Whether the settlement includes a flat alternative payment for class members who cannot document specific losses has not been confirmed in any publicly available filing. Many comparable data breach settlements offer such an option, but until the full agreement and claim forms are posted to the court-approved settlement website, claimants should not assume one exists here.
How to file a claim
The claims deadline is August 11. As of June 2026, the specific claims portal URL has not appeared in publicly available primary documents, but affected customers should start preparing now:
- Find your breach notification letter. Flagstar mailed notices in June 2022. That letter may contain a unique ID or PIN required for filing. Check old mail, email archives, or any folder where you stored financial correspondence.

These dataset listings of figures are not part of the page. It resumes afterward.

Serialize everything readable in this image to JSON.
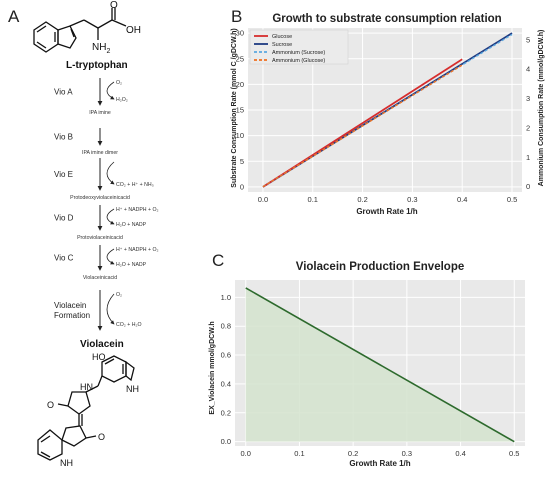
{
  "panels": {
    "a": "A",
    "b": "B",
    "c": "C"
  },
  "pathway": {
    "start": "L-tryptophan",
    "start_groups": {
      "oh": "OH",
      "o": "O",
      "nh2": "NH",
      "nh2_sub": "2"
    },
    "end": "Violacein",
    "end_groups": {
      "ho": "HO",
      "o_left": "O",
      "nh_top": "NH",
      "hn": "HN",
      "nh_bottom": "NH",
      "o_bottom": "O"
    },
    "steps": [
      {
        "enzyme": "Vio A",
        "inputs": "O₂",
        "outputs": "H₂O₂",
        "product": "IPA imine"
      },
      {
        "enzyme": "Vio B",
        "inputs": "",
        "outputs": "",
        "product": "IPA imine dimer"
      },
      {
        "enzyme": "Vio E",
        "inputs": "",
        "outputs": "CO₂ + H⁺ + NH₃",
        "product": "Protodeoxyviolaceinicacid"
      },
      {
        "enzyme": "Vio D",
        "inputs": "H⁺ + NADPH + O₂",
        "outputs": "H₂O + NADP",
        "product": "Protoviolaceinicacid"
      },
      {
        "enzyme": "Vio C",
        "inputs": "H⁺ + NADPH + O₂",
        "outputs": "H₂O + NADP",
        "product": "Violaceinicacid"
      },
      {
        "enzyme": "Violacein\nFormation",
        "inputs": "O₂",
        "outputs": "CO₂ + H₂O",
        "product": ""
      }
    ]
  },
  "chart_data": [
    {
      "type": "line",
      "title": "Growth to substrate consumption relation",
      "xlabel": "Growth Rate 1/h",
      "ylabel": "Substrate Consumption Rate (mmol C /gDCW.h)",
      "y2label": "Ammonium Consumption Rate (mmol/gDCW.h)",
      "xlim": [
        -0.03,
        0.52
      ],
      "ylim": [
        -1,
        31
      ],
      "y2lim": [
        -0.18,
        5.4
      ],
      "xticks": [
        "0.0",
        "0.1",
        "0.2",
        "0.3",
        "0.4",
        "0.5"
      ],
      "yticks": [
        "0",
        "5",
        "10",
        "15",
        "20",
        "25",
        "30"
      ],
      "y2ticks": [
        "0",
        "1",
        "2",
        "3",
        "4",
        "5"
      ],
      "grid": true,
      "legend_position": "top-left",
      "series": [
        {
          "name": "Glucose",
          "axis": "left",
          "color": "#d62d2d",
          "style": "solid",
          "x": [
            0.0,
            0.4
          ],
          "y": [
            0.0,
            24.9
          ]
        },
        {
          "name": "Sucrose",
          "axis": "left",
          "color": "#1f3b82",
          "style": "solid",
          "x": [
            0.0,
            0.5
          ],
          "y": [
            0.0,
            30.0
          ]
        },
        {
          "name": "Ammonium (Sucrose)",
          "axis": "right",
          "color": "#5aa8e0",
          "style": "dashed",
          "x": [
            0.0,
            0.5
          ],
          "y": [
            0.0,
            5.18
          ]
        },
        {
          "name": "Ammonium (Glucose)",
          "axis": "right",
          "color": "#f07020",
          "style": "dashed",
          "x": [
            0.0,
            0.4
          ],
          "y": [
            0.0,
            4.14
          ]
        }
      ]
    },
    {
      "type": "area",
      "title": "Violacein Production Envelope",
      "xlabel": "Growth Rate 1/h",
      "ylabel": "EX_Violacein mmol/gDCW.h",
      "xlim": [
        -0.02,
        0.52
      ],
      "ylim": [
        -0.03,
        1.12
      ],
      "xticks": [
        "0.0",
        "0.1",
        "0.2",
        "0.3",
        "0.4",
        "0.5"
      ],
      "yticks": [
        "0.0",
        "0.2",
        "0.4",
        "0.6",
        "0.8",
        "1.0"
      ],
      "grid": true,
      "series": [
        {
          "color": "#2d6a2d",
          "fill": "#d4e3ce",
          "x": [
            0.0,
            0.5
          ],
          "y": [
            1.065,
            0.0
          ]
        }
      ]
    }
  ]
}
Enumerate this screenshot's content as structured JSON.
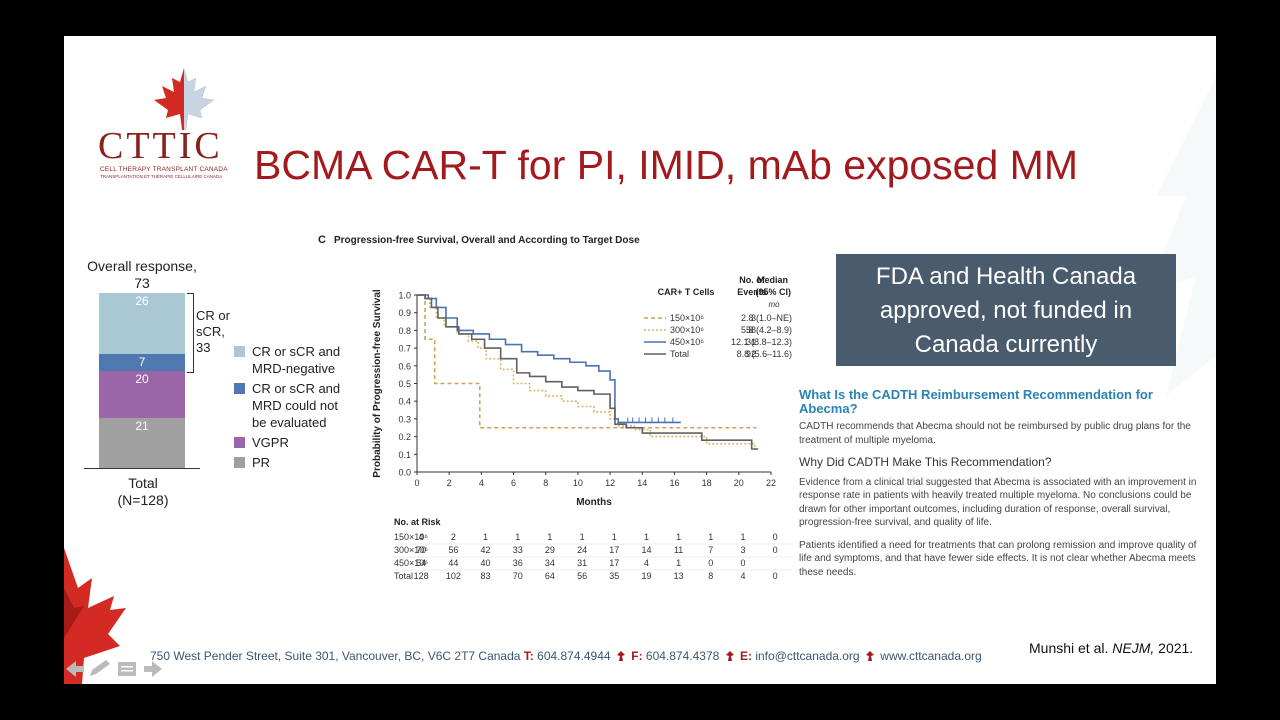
{
  "logo": {
    "word": "CTTIC",
    "line1": "CELL THERAPY TRANSPLANT CANADA",
    "line2": "TRANSPLANTATION ET THÉRAPIE CELLULAIRE CANADA"
  },
  "title": "BCMA CAR-T for PI, IMID, mAb exposed MM",
  "response_chart": {
    "title_line1": "Overall response,",
    "title_line2": "73",
    "segments": [
      {
        "label": "26",
        "value": 26,
        "color": "#a9c8d3"
      },
      {
        "label": "7",
        "value": 7,
        "color": "#4f78b0"
      },
      {
        "label": "20",
        "value": 20,
        "color": "#9a66a8"
      },
      {
        "label": "21",
        "value": 21,
        "color": "#a0a0a0"
      }
    ],
    "bracket_line1": "CR or",
    "bracket_line2": "sCR,",
    "bracket_line3": "33",
    "total_line1": "Total",
    "total_line2": "(N=128)",
    "legend": [
      {
        "line1": "CR or sCR and",
        "line2": "MRD-negative",
        "line3": "",
        "color": "#a9c8d3"
      },
      {
        "line1": "CR or sCR and",
        "line2": "MRD could not",
        "line3": "be evaluated",
        "color": "#4f78b0"
      },
      {
        "line1": "VGPR",
        "line2": "",
        "line3": "",
        "color": "#9a66a8"
      },
      {
        "line1": "PR",
        "line2": "",
        "line3": "",
        "color": "#a0a0a0"
      }
    ]
  },
  "chart_data": {
    "type": "line",
    "panel": "C",
    "title": "Progression-free Survival, Overall and According to Target Dose",
    "xlabel": "Months",
    "ylabel": "Probability of Progression-free Survival",
    "xlim": [
      0,
      22
    ],
    "ylim": [
      0,
      1.0
    ],
    "x_ticks": [
      "0",
      "2",
      "4",
      "6",
      "8",
      "10",
      "12",
      "14",
      "16",
      "18",
      "20",
      "22"
    ],
    "y_ticks": [
      "0.0",
      "0.1",
      "0.2",
      "0.3",
      "0.4",
      "0.5",
      "0.6",
      "0.7",
      "0.8",
      "0.9",
      "1.0"
    ],
    "legend_header": {
      "cells": "CAR+ T Cells",
      "events_1": "No. of",
      "events_2": "Events",
      "median_1": "Median",
      "median_2": "(95% CI)",
      "median_unit": "mo"
    },
    "series": [
      {
        "name": "150×10⁶",
        "events": "3",
        "median": "2.8 (1.0–NE)",
        "color": "#c9a45a",
        "dash": "4,3",
        "points": [
          [
            0,
            1.0
          ],
          [
            0.5,
            1.0
          ],
          [
            0.5,
            0.75
          ],
          [
            1.1,
            0.75
          ],
          [
            1.1,
            0.5
          ],
          [
            2.3,
            0.5
          ],
          [
            2.3,
            0.5
          ],
          [
            3.9,
            0.5
          ],
          [
            3.9,
            0.25
          ],
          [
            21.1,
            0.25
          ]
        ]
      },
      {
        "name": "300×10⁶",
        "events": "58",
        "median": "5.8 (4.2–8.9)",
        "color": "#d6b56a",
        "dash": "2,2",
        "points": [
          [
            0,
            1.0
          ],
          [
            0.5,
            0.98
          ],
          [
            0.8,
            0.93
          ],
          [
            1.2,
            0.87
          ],
          [
            1.7,
            0.82
          ],
          [
            2.5,
            0.78
          ],
          [
            3.2,
            0.74
          ],
          [
            3.8,
            0.7
          ],
          [
            4.3,
            0.64
          ],
          [
            5.2,
            0.58
          ],
          [
            6.0,
            0.5
          ],
          [
            7.0,
            0.46
          ],
          [
            8.0,
            0.43
          ],
          [
            9.0,
            0.4
          ],
          [
            10.0,
            0.37
          ],
          [
            11.0,
            0.34
          ],
          [
            12.0,
            0.3
          ],
          [
            12.5,
            0.26
          ],
          [
            13.5,
            0.24
          ],
          [
            14.5,
            0.2
          ],
          [
            17.5,
            0.2
          ],
          [
            18.0,
            0.16
          ],
          [
            20.5,
            0.16
          ],
          [
            21.0,
            0.13
          ],
          [
            21.2,
            0.13
          ]
        ]
      },
      {
        "name": "450×10⁶",
        "events": "31",
        "median": "12.1 (8.8–12.3)",
        "color": "#4b72b8",
        "dash": "",
        "points": [
          [
            0,
            1.0
          ],
          [
            0.7,
            0.98
          ],
          [
            1.2,
            0.93
          ],
          [
            1.8,
            0.87
          ],
          [
            2.5,
            0.8
          ],
          [
            3.5,
            0.78
          ],
          [
            4.5,
            0.75
          ],
          [
            5.5,
            0.72
          ],
          [
            6.5,
            0.68
          ],
          [
            7.5,
            0.66
          ],
          [
            8.5,
            0.64
          ],
          [
            9.5,
            0.62
          ],
          [
            10.5,
            0.6
          ],
          [
            11.3,
            0.57
          ],
          [
            12.0,
            0.52
          ],
          [
            12.3,
            0.3
          ],
          [
            12.5,
            0.28
          ],
          [
            16.4,
            0.28
          ]
        ]
      },
      {
        "name": "Total",
        "events": "92",
        "median": "8.8 (5.6–11.6)",
        "color": "#606060",
        "dash": "",
        "points": [
          [
            0,
            1.0
          ],
          [
            0.5,
            0.98
          ],
          [
            0.9,
            0.93
          ],
          [
            1.3,
            0.87
          ],
          [
            1.8,
            0.82
          ],
          [
            2.6,
            0.78
          ],
          [
            3.4,
            0.75
          ],
          [
            4.2,
            0.7
          ],
          [
            5.2,
            0.64
          ],
          [
            6.2,
            0.56
          ],
          [
            7.0,
            0.54
          ],
          [
            8.0,
            0.51
          ],
          [
            9.0,
            0.48
          ],
          [
            10.0,
            0.46
          ],
          [
            11.0,
            0.44
          ],
          [
            12.0,
            0.36
          ],
          [
            12.3,
            0.27
          ],
          [
            13.0,
            0.25
          ],
          [
            14.0,
            0.22
          ],
          [
            17.0,
            0.22
          ],
          [
            17.7,
            0.18
          ],
          [
            20.5,
            0.18
          ],
          [
            20.8,
            0.13
          ],
          [
            21.2,
            0.13
          ]
        ]
      }
    ],
    "risk_table": {
      "title": "No. at Risk",
      "rows": [
        {
          "label": "150×10⁶",
          "values": [
            "4",
            "2",
            "1",
            "1",
            "1",
            "1",
            "1",
            "1",
            "1",
            "1",
            "1",
            "0"
          ]
        },
        {
          "label": "300×10⁶",
          "values": [
            "70",
            "56",
            "42",
            "33",
            "29",
            "24",
            "17",
            "14",
            "11",
            "7",
            "3",
            "0"
          ]
        },
        {
          "label": "450×10⁶",
          "values": [
            "54",
            "44",
            "40",
            "36",
            "34",
            "31",
            "17",
            "4",
            "1",
            "0",
            "0",
            ""
          ]
        },
        {
          "label": "Total",
          "values": [
            "128",
            "102",
            "83",
            "70",
            "64",
            "56",
            "35",
            "19",
            "13",
            "8",
            "4",
            "0"
          ]
        }
      ]
    }
  },
  "fda_box": {
    "line1": "FDA and Health Canada",
    "line2": "approved, not funded in",
    "line3": "Canada currently"
  },
  "cadth": {
    "h1": "What Is the CADTH Reimbursement Recommendation for Abecma?",
    "p1": "CADTH recommends that Abecma should not be reimbursed by public drug plans for the treatment of multiple myeloma.",
    "h2": "Why Did CADTH Make This Recommendation?",
    "p2": "Evidence from a clinical trial suggested that Abecma is associated with an improvement in response rate in patients with heavily treated multiple myeloma. No conclusions could be drawn for other important outcomes, including duration of response, overall survival, progression-free survival, and quality of life.",
    "p3": "Patients identified a need for treatments that can prolong remission and improve quality of life and symptoms, and that have fewer side effects. It is not clear whether Abecma meets these needs."
  },
  "citation": {
    "authors": "Munshi et al.",
    "journal": "NEJM,",
    "year": "2021."
  },
  "footer": {
    "address": "750 West Pender Street, Suite 301, Vancouver, BC, V6C 2T7  Canada",
    "t_label": "T:",
    "t_value": "604.874.4944",
    "f_label": "F:",
    "f_value": "604.874.4378",
    "e_label": "E:",
    "e_value": "info@cttcanada.org",
    "web": "www.cttcanada.org"
  }
}
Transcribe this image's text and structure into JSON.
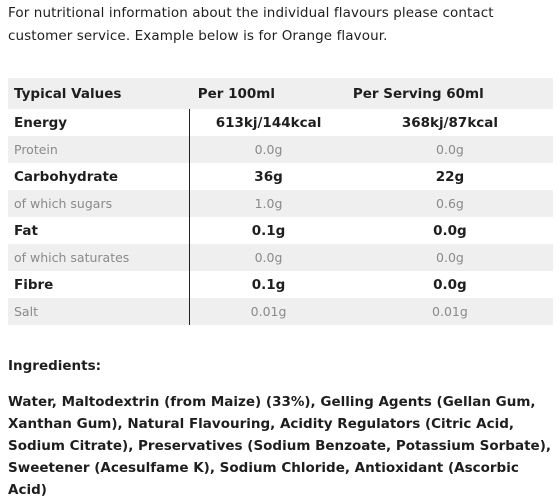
{
  "intro_text": "For nutritional information about the individual flavours please contact customer service. Example below is for Orange flavour.",
  "table": {
    "headers": [
      "Typical Values",
      "Per 100ml",
      "Per Serving 60ml"
    ],
    "rows": [
      {
        "label": "Energy",
        "per100": "613kj/144kcal",
        "serving": "368kj/87kcal",
        "style": "bold"
      },
      {
        "label": "Protein",
        "per100": "0.0g",
        "serving": "0.0g",
        "style": "light"
      },
      {
        "label": "Carbohydrate",
        "per100": "36g",
        "serving": "22g",
        "style": "bold"
      },
      {
        "label": "of which sugars",
        "per100": "1.0g",
        "serving": "0.6g",
        "style": "light"
      },
      {
        "label": "Fat",
        "per100": "0.1g",
        "serving": "0.0g",
        "style": "bold"
      },
      {
        "label": "of which saturates",
        "per100": "0.0g",
        "serving": "0.0g",
        "style": "light"
      },
      {
        "label": "Fibre",
        "per100": "0.1g",
        "serving": "0.0g",
        "style": "bold"
      },
      {
        "label": "Salt",
        "per100": "0.01g",
        "serving": "0.01g",
        "style": "light"
      }
    ]
  },
  "ingredients": {
    "title": "Ingredients:",
    "text": "Water, Maltodextrin (from Maize) (33%), Gelling Agents (Gellan Gum, Xanthan Gum), Natural Flavouring, Acidity Regulators (Citric Acid, Sodium Citrate), Preservatives (Sodium Benzoate, Potassium Sorbate), Sweetener (Acesulfame K), Sodium Chloride, Antioxidant (Ascorbic Acid)"
  }
}
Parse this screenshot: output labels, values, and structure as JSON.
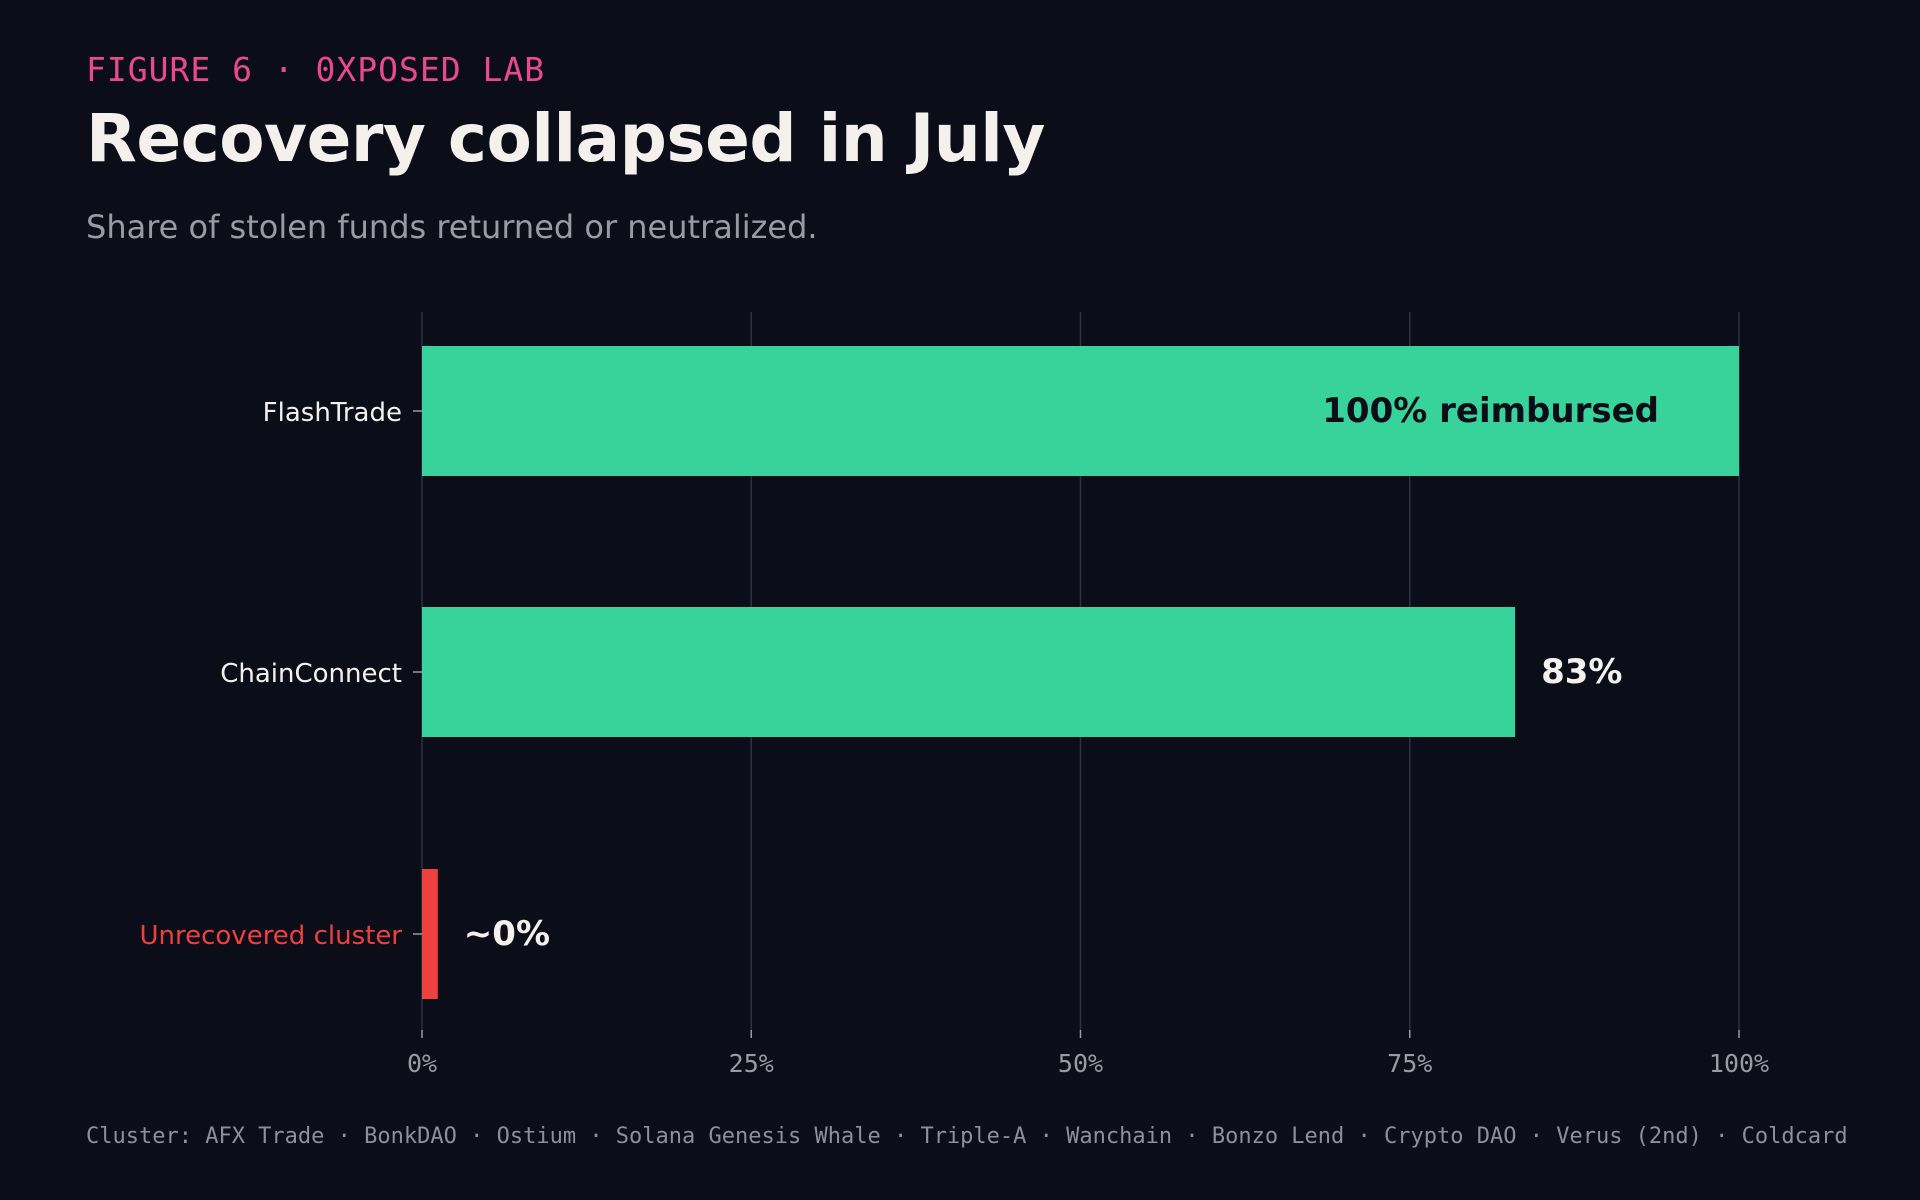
{
  "header": {
    "eyebrow": "FIGURE 6 · 0XPOSED LAB",
    "title": "Recovery collapsed in July",
    "subtitle": "Share of stolen funds returned or neutralized."
  },
  "footnote": "Cluster: AFX Trade · BonkDAO · Ostium · Solana Genesis Whale · Triple-A · Wanchain · Bonzo Lend · Crypto DAO · Verus (2nd) · Coldcard",
  "colors": {
    "recovered": "#37d39b",
    "unrecovered": "#ef4040",
    "grid": "#2e3140",
    "tick_text": "#9a9aa3",
    "label_text": "#f4f1ec",
    "inside_label_text": "#0b0d19"
  },
  "chart_data": {
    "type": "bar",
    "orientation": "horizontal",
    "categories": [
      "FlashTrade",
      "ChainConnect",
      "Unrecovered cluster"
    ],
    "values": [
      100,
      83,
      1.2
    ],
    "value_labels": [
      "100% reimbursed",
      "83%",
      "~0%"
    ],
    "xlim": [
      0,
      100
    ],
    "xticks": [
      0,
      25,
      50,
      75,
      100
    ],
    "xtick_labels": [
      "0%",
      "25%",
      "50%",
      "75%",
      "100%"
    ],
    "grid": "vertical",
    "xlabel": "",
    "ylabel": ""
  }
}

- Gather documentation. Pull together bank statements, credit card records, receipts for credit monitoring services, and any correspondence with financial institutions about fraudulent activity dating back to late 2021 or early 2022.
- Search for the settlement website. Court-approved settlement sites typically publish the full agreement, claim forms, and FAQs. Search for the case name, Forman v. Flagstar Bancorp, Inc., No. 2:22-cv-10167, Eastern District of Michigan.
- Verify your eligibility through the Maine AG’s filing. The original breach notice remains publicly accessible and can help confirm whether you were part of the affected group.
Key details that remain unconfirmed
Several factors that will shape individual payouts have not yet surfaced in publicly accessible filings. The exact payout formula, the claims administrator’s contact information, documentation standards for proving losses, and whether partial records will be accepted all remain open questions as of June 2026. Most data breach settlements include language in which the defendant denies wrongdoing while still providing compensation, but without the underlying agreement, that is an assumption rather than a confirmed fact in this case.
Why the four-year gap between breach and deadline matters most
The most significant obstacle for claimants is not the size of the fund. It is the timeline. The breach happened in December 2021. Customers were not notified until June 2022. And now, in mid-2026, they are being asked to reconstruct financial harm from more than four years ago.
That kind of delay is not unusual in data breach litigation, but it creates a real barrier for ordinary people. Bank statements from 2021 and 2022 may have been discarded or cycled out of online banking portals. Credit monitoring subscriptions purchased in a panic after the notification letter arrived may not have generated receipts that are easy to locate years later. The customers most harmed by the breach, those who spent hours on the phone disputing charges or freezing credit reports, are often the least likely to have kept a paper trail.
The Maine Attorney General’s office maintains a multi-year breach history spreadsheet that logs reported incidents across companies and sectors. Within that dataset, Flagstar stands out for both the volume of affected individuals and the length of the detection gap. Until the full settlement documents and claims process go public, the most reliable picture of this case comes from those state regulatory filings and court reporting. The confirmed facts point to a major exposure of sensitive personal data and a substantial, though finite, compensation fund. What remains to be seen is how many of the 2.19 million eligible customers can turn that opportunity into an actual check before August 11.